Ptolemaic interests outside Egypt were not confined to Syro-Palestine, and particularly in the third century bc kings of Egypt also ruled possessions in Asia Minor and the islands of the Aegean and Eastern Mediterranean. Many of these territories had Ptolemaic garrisons, documented in (particularly) epigraphic sources. Notable among these garrisoned territories were Cyprus, with a Ptolemaic strategos commanding naval and land forces, and Thera in the Aegean, whose garrison is particularly well documented (Bagnall 1976: 38-57; 123-34; Van’t Dack 1988a; 1988b). The troops based at Thera typically were drawn from southern Asia Minor (Bagnall 1976: 127), as mercenaries or regulars (the distinction is not always clear).
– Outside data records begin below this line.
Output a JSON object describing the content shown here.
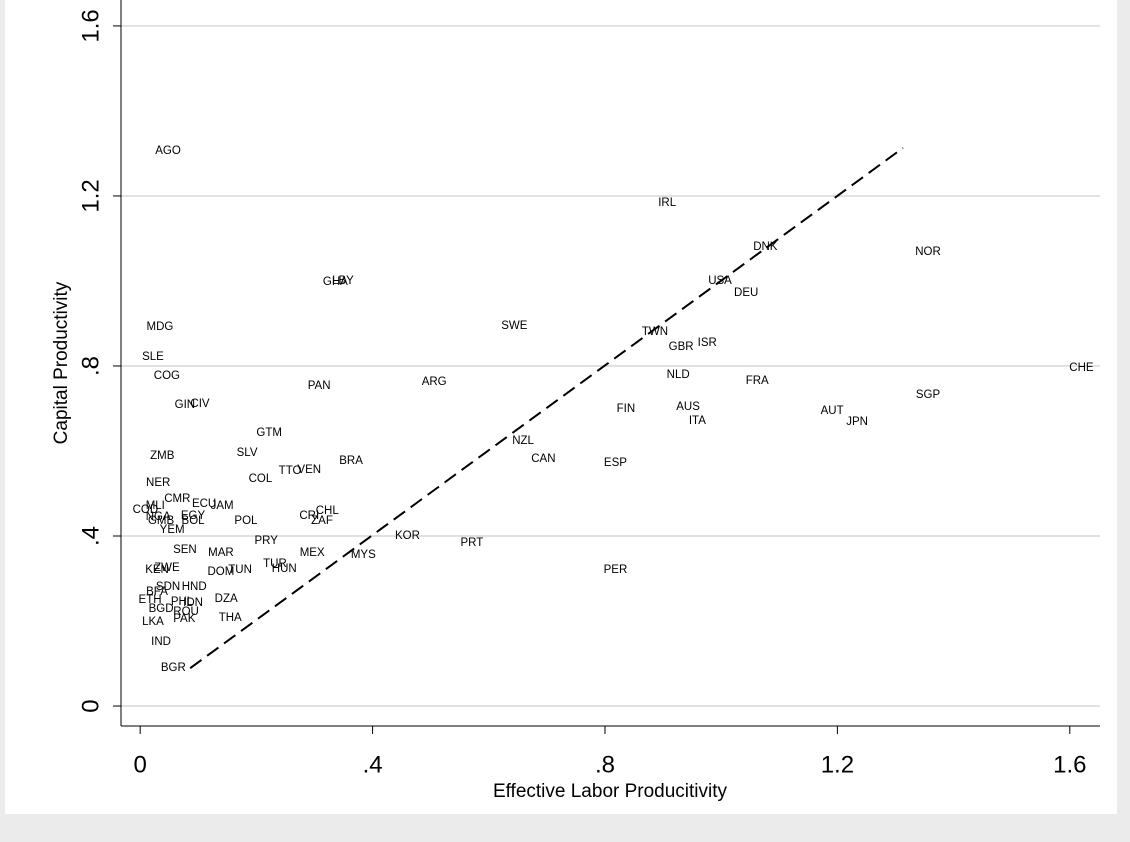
{
  "chart_data": {
    "type": "scatter-labels",
    "x_label": "Effective Labor Producitivity",
    "y_label": "Capital  Productivity",
    "xlim": [
      -0.033,
      1.652
    ],
    "ylim": [
      -0.047,
      1.661
    ],
    "xticks": [
      0,
      {
        "value": 0.4,
        "label": ".4"
      },
      {
        "value": 0.8,
        "label": ".8"
      },
      1.2,
      1.6
    ],
    "yticks": [
      0,
      {
        "value": 0.4,
        "label": ".4"
      },
      {
        "value": 0.8,
        "label": ".8"
      },
      1.2,
      1.6
    ],
    "grid": true,
    "reference_line": {
      "x": [
        0.086,
        1.313
      ],
      "y": [
        0.089,
        1.313
      ],
      "color": "#000000"
    },
    "labels": [
      "AGO",
      "IRL",
      "DNK",
      "NOR",
      "GHA",
      "LBY",
      "USA",
      "DEU",
      "MDG",
      "SWE",
      "TWN",
      "ISR",
      "GBR",
      "SLE",
      "COG",
      "CHE",
      "NLD",
      "FRA",
      "PAN",
      "ARG",
      "SGP",
      "GIN",
      "CIV",
      "FIN",
      "AUS",
      "AUT",
      "JPN",
      "ITA",
      "GTM",
      "NZL",
      "ZMB",
      "SLV",
      "CAN",
      "BRA",
      "ESP",
      "TTO",
      "VEN",
      "COL",
      "NER",
      "CMR",
      "ECU",
      "JAM",
      "MLI",
      "COD",
      "NGA",
      "GMB",
      "BOL",
      "EGY",
      "CHL",
      "CRI",
      "ZAF",
      "POL",
      "YEM",
      "PRY",
      "KOR",
      "PRT",
      "SEN",
      "MAR",
      "MEX",
      "MYS",
      "ZWE",
      "KEN",
      "TUR",
      "TUN",
      "HUN",
      "DOM",
      "PER",
      "SDN",
      "HND",
      "BFA",
      "DZA",
      "ETH",
      "PHL",
      "IDN",
      "BGD",
      "ROU",
      "PAK",
      "THA",
      "LKA",
      "IND",
      "BGR"
    ],
    "x": [
      0.048,
      0.907,
      1.076,
      1.356,
      0.336,
      0.349,
      0.998,
      1.043,
      0.034,
      0.644,
      0.886,
      0.976,
      0.931,
      0.022,
      0.046,
      1.62,
      0.926,
      1.062,
      0.308,
      0.506,
      1.356,
      0.077,
      0.103,
      0.836,
      0.943,
      1.191,
      1.234,
      0.959,
      0.222,
      0.659,
      0.038,
      0.184,
      0.694,
      0.363,
      0.818,
      0.258,
      0.291,
      0.207,
      0.031,
      0.064,
      0.11,
      0.141,
      0.026,
      0.009,
      0.031,
      0.036,
      0.091,
      0.091,
      0.322,
      0.291,
      0.313,
      0.182,
      0.055,
      0.217,
      0.46,
      0.571,
      0.077,
      0.139,
      0.296,
      0.384,
      0.046,
      0.029,
      0.232,
      0.172,
      0.248,
      0.139,
      0.818,
      0.048,
      0.093,
      0.029,
      0.148,
      0.017,
      0.072,
      0.091,
      0.036,
      0.079,
      0.076,
      0.155,
      0.022,
      0.036,
      0.057
    ],
    "y": [
      1.306,
      1.184,
      1.08,
      1.068,
      0.998,
      1.0,
      1.0,
      0.972,
      0.892,
      0.894,
      0.88,
      0.854,
      0.845,
      0.821,
      0.776,
      0.795,
      0.779,
      0.765,
      0.753,
      0.762,
      0.732,
      0.708,
      0.711,
      0.699,
      0.704,
      0.694,
      0.668,
      0.671,
      0.642,
      0.624,
      0.588,
      0.595,
      0.581,
      0.576,
      0.572,
      0.553,
      0.555,
      0.534,
      0.525,
      0.487,
      0.475,
      0.471,
      0.471,
      0.461,
      0.445,
      0.435,
      0.435,
      0.447,
      0.459,
      0.447,
      0.435,
      0.435,
      0.414,
      0.388,
      0.4,
      0.384,
      0.367,
      0.36,
      0.36,
      0.355,
      0.325,
      0.32,
      0.334,
      0.32,
      0.322,
      0.315,
      0.32,
      0.28,
      0.28,
      0.268,
      0.252,
      0.249,
      0.245,
      0.243,
      0.228,
      0.221,
      0.205,
      0.207,
      0.198,
      0.151,
      0.089
    ]
  }
}
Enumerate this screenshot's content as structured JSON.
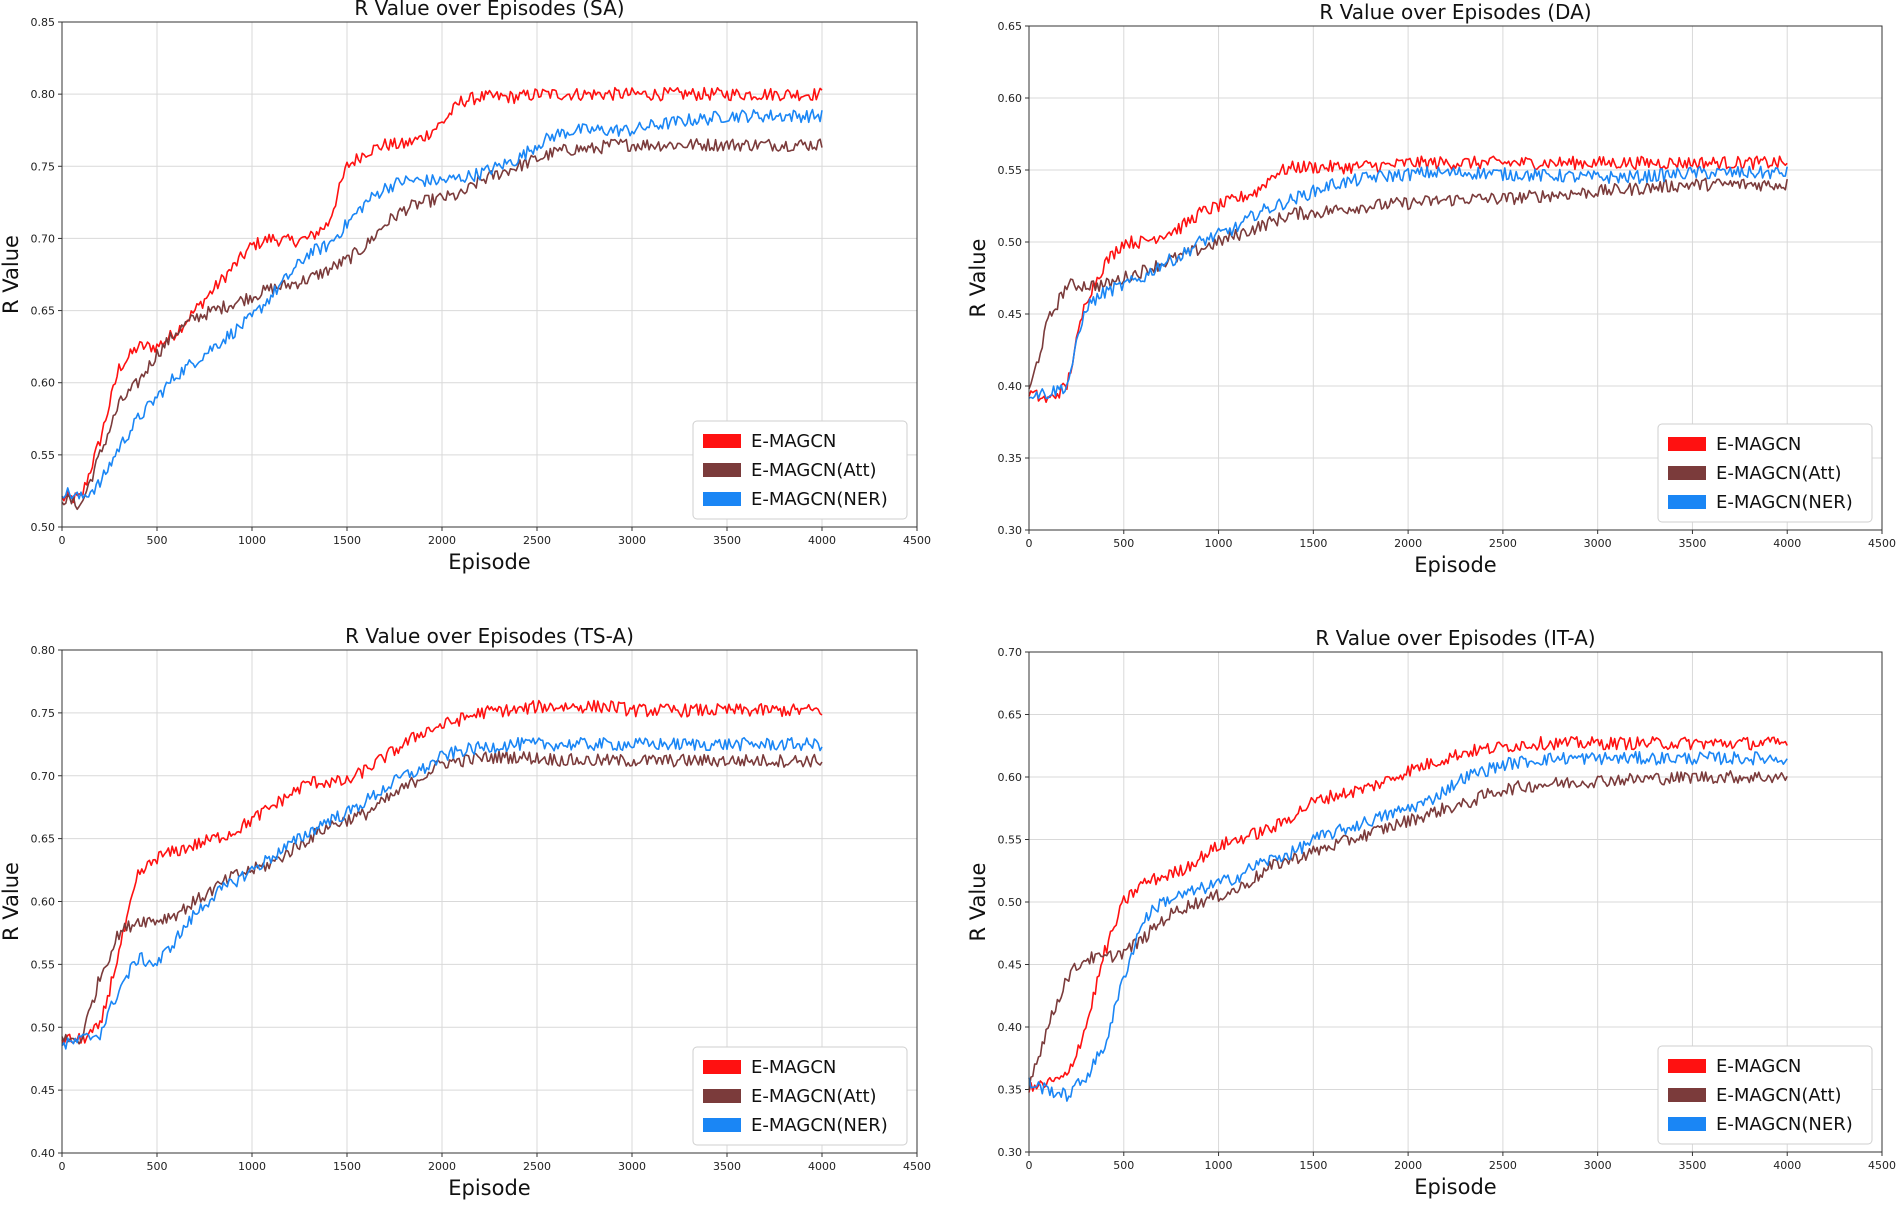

In order to maintain these overseas possessions (and also to patrol the Nile) the Ptolemies retained a substantial navy (Van’t Dack 1977: 95-103). The Alexandrian poet Theokritos (17.86-92; admittedly a somewhat prejudiced source) praised Egypt’s ships and Ptolemy Il’s control of land, sea, and river. Like other Hellenistic kingdoms, Egypt ultimately participated in a late fourth century ‘‘arms race’’ to construct larger warships, the triremes of the Classical Greek world being supplemented and replaced by ships known as ‘‘fours,’’ ‘‘fives,’’ ‘‘sixes’’ and so on, up to ‘‘tens’’ (on a regular basis at least), the names deriving from the number of rowers on each oar (de Souza 2007a; 2007b).
However, at the naval battle off Salamis (Cyprus) in 306 bc, Demetrios, Ptolemy I’s opponent, appears to have had larger ships than the Egyptians. Diodoros (20.49-52), providing the most detailed account of a Ptolemaic naval battle, records that Ptolemy had 140 ships in the battle itself, all ‘‘fives’’ and ‘‘fours,’’ with another 60 blockaded in Salamis. Demetrios’ fleet, perhaps somewhat smaller in numbers, nevertheless included a number of‘‘sevens’’ and ‘‘sixes.’’ The battle itself had some similarities to a contemporary land battle, with the centers fixing one another and each leader strengthening his left flank in an attempt to make a decisive breakthrough. Each left flank routed the opposing right, but Demetrios was more effective in exploiting the breakthrough to strike the Egyptian center, and so Ptolemy was defeated and withdrew. While each fleet’s tactics included ramming, the extensive use of artillery, lighter missile weapons, and boarding tactics recorded by Diodoros emphasize further similarities to contemporary land warfare.
Given the cost of building ships with imported timber and the number of rowers required (recruited from the Aegean, Asia Minor, and Phoenicia, as well as Egypt itself), a fleet of this size was a major undertaking. As Egyptian control of overseas territories diminished through the third century bc and later, the fleet diminished in importance (Van’t Dack 1977: 100-3). However, even at the time of Caesar’s war against Pompey and the subsequent Alexandrian War Egypt was a significant naval power, able to equip and man large numbers of ships (Van’t Dack 1977: 102-3, with refs.). Plutarch (Antony 56.1) records that Kleopatra VII provided 200 ships for Antony’s fleet at Actium in 31 bc, although these included cargo ships.